Après avoir fui par le Kurdistan, Aker Ai Obaidi s'est retrouvé en Autriche. "Nous ne pouvions pas quitter le pays et nous avons finalement obtenu l'asile. Nous n'avions pas prévu de venir en Autriche. Je n'en avais jamais entendu parler, c'est simplement là où je me suis retrouvé."

aker UNHCR


C'est pourtant dans la région montagneuse du Tyrol que le jeune garçon va s'épanouir. Son don pour la lutte gréco-romaine a rapidement été remarqué par les clubs locaux et en cinq ans dans ce pays, il a appris à parler couramment allemand et a excellé à l'école. Comme 49 autres athlètes, il a récemment reçu une bourse pour athlètes réfugiés de la part du Comité International Olympique. Alors que seulement dix athlètes portaient les couleurs de l'équipe olympique des réfugiés aux Jeux Olympiques de Rio 2016, ils seront à priori bien plus à être sélectionnés pour Tokyo 2020.

"Je suis allé au collège en Autriche et j'ai suivi des cours d'allemand, a-t-il raconté. C'était difficile, mais je me suis fait des amis autrichiens qui m'ont vraiment aidé. J'adore l'Autriche, c'est un très beau pays. La nourriture est excellente et les montagnes magnifiques. Je m'y sens chez moi maintenant. M'investir dans le sport et en faire mon occupation m'a aidé à me sentir bien ici. Mon talent m'a ouvert beaucoup de portes et je me suis fait plein d'amis lutteurs.

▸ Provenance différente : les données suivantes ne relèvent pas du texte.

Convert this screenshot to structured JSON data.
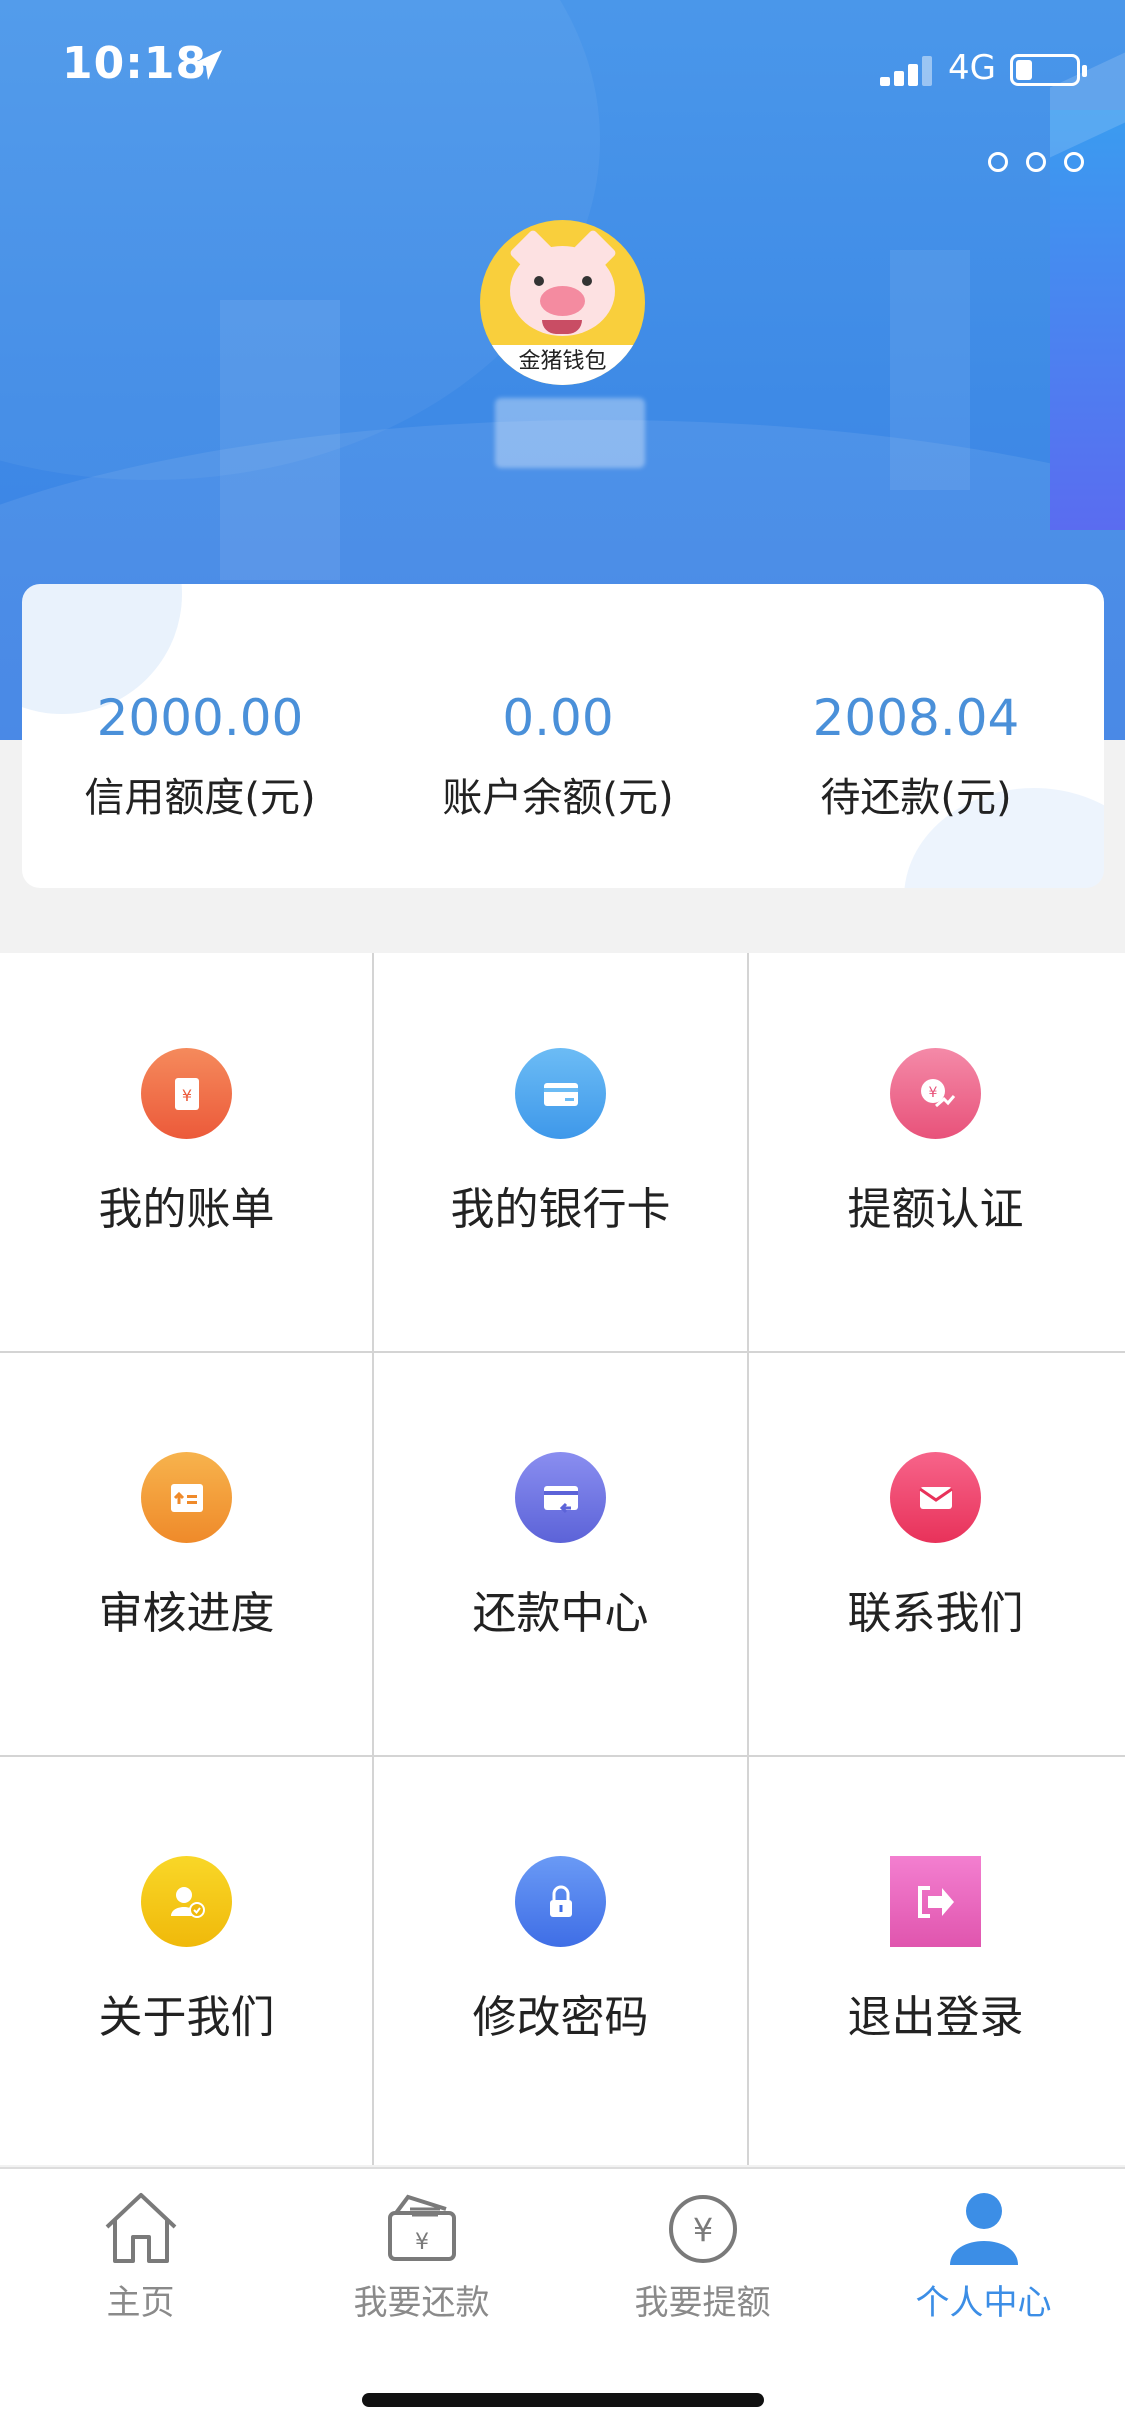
{
  "status_bar": {
    "time": "10:18",
    "network": "4G"
  },
  "profile": {
    "app_badge": "金猪钱包"
  },
  "stats": [
    {
      "value": "2000.00",
      "label": "信用额度(元)"
    },
    {
      "value": "0.00",
      "label": "账户余额(元)"
    },
    {
      "value": "2008.04",
      "label": "待还款(元)"
    }
  ],
  "menu": [
    {
      "label": "我的账单",
      "icon": "bill-icon",
      "color": "#f06a4a"
    },
    {
      "label": "我的银行卡",
      "icon": "bank-card-icon",
      "color": "#4aa6ef"
    },
    {
      "label": "提额认证",
      "icon": "raise-limit-icon",
      "color": "#ee5f86"
    },
    {
      "label": "审核进度",
      "icon": "review-progress-icon",
      "color": "#f49a32"
    },
    {
      "label": "还款中心",
      "icon": "repayment-icon",
      "color": "#6a72e6"
    },
    {
      "label": "联系我们",
      "icon": "mail-icon",
      "color": "#f0456a"
    },
    {
      "label": "关于我们",
      "icon": "about-user-icon",
      "color": "#f5c20f"
    },
    {
      "label": "修改密码",
      "icon": "lock-icon",
      "color": "#4e7ff0"
    },
    {
      "label": "退出登录",
      "icon": "logout-icon",
      "color": "#ee6ac0"
    }
  ],
  "tabs": [
    {
      "label": "主页",
      "icon": "home-icon"
    },
    {
      "label": "我要还款",
      "icon": "wallet-icon"
    },
    {
      "label": "我要提额",
      "icon": "yen-circle-icon"
    },
    {
      "label": "个人中心",
      "icon": "person-icon",
      "active": true
    }
  ],
  "colors": {
    "header_blue": "#4a97ea",
    "accent": "#3c8ee6",
    "stat_value": "#4a90d9"
  }
}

Ce n'est pas toujours facile d'être réfugié : il faut remplir des formulaires et des demandes de visa, se rendre au gouvernement pour prouver que l'on peut rester dans le pays... Tout ceci est compliqué, surtout quand ce n'est pas notre langue maternelle. Donc j'étais vraiment très heureux d'obtenir la bourse pour athlètes réfugiés en 2019."

aker UNHCR

Aker Ai Obaidi se consacre au sport depuis toujours. En effet, son père, entraîneur de lutte, a commencé à le former dès l'âge de six ans. Aker et son frère cadet étaient tous deux très prometteurs (ils luttaient souvent l'un contre l'autre) et, à seulement neuf ans, ils prenaient déjà ce sport "au sérieux, comme un métier".

Aker a commencé à participer à des tournois, et à les gagner, au point où "d'autres pays étaient prêts à payer pour que nous changions de nationalité et luttions pour eux." Mais tout cela fut gâché par les événements qui l'ont poussé à fuir son pays.

"La lutte n'est pas très développée en Autriche, a-t-il révélé. C'est un pays de sports d'hiver. Mais je m'entraîne dur et nous avons de quoi faire. Je passe environ deux à trois heures à la salle de sport, deux fois par jour. J'aime aussi aider les enfants à s'entraîner et à se lancer dans un nouveau sport. C'est très intéressant."


Aker Ai Obaidi s'est distingué non seulement sur la scène internationale junior, mais également contre quelques seniors. "Lors d'un camp d'entraînement, j'ai combattu le lutteur serbe [Davor Stefanek] qui a gagné [en lutte gréco-romaine 66 kg] l'or à Rio en 2016 et je me suis bien défendu, a-t-il confié. C'est là que je me suis dit : 'j'ai le niveau pour gagner une médaille aux Jeux de Tokyo 2020'.

C'est mon objectif. Concourir à des Jeux Olympiques est mon plus grand rêve, et comme je n'ai actuellement pas de nationalité, j'aimerais beaucoup prouver que les réfugiés peuvent non seulement participer, mais aussi gagner."

Le lutteur est également devenu un leader pour les réfugiés en Autriche : "J'essaye de nous donner une voix, de montrer que les réfugiés ne sont pas de mauvaises personnes. Nous ne devrions pas toujours être considérés comme les méchants et être vus de manière négative. Nous voulons prouver que les étrangers peuvent faire de bonnes choses, réussir en sport et remporter des médailles."

Participer aux Jeux de Tokyo 2020 ne pourra que renforcer cette idée. "En ce moment, j'essaye de m'entraîner autant que possible pour les [championnats du monde des] moins de 23 ans en Finlande, après quoi mon objectif sera Tokyo, a-t-il déclaré. J'ai découvert l'équipe des réfugiés en 2016 et j'ai été fasciné de voir toutes ces personnes qui avaient la chance de montrer de quoi elles étaient capables. Je vais tout faire pour en faire partie. La pression sera forte, mais ma motivation le sera encore plus."

Malheureusement, il demeure loin de sa famille, à qui il essaye de parler tous les jours. "C'est encore très dangereux là où ils sont en Irak, a expliqué Aker Ai Obaidi. Je suis inquiet. Mais ils sont très fiers de moi, comme n'importe qui le serait de quelqu'un qui pourrait participer à des Jeux Olympiques."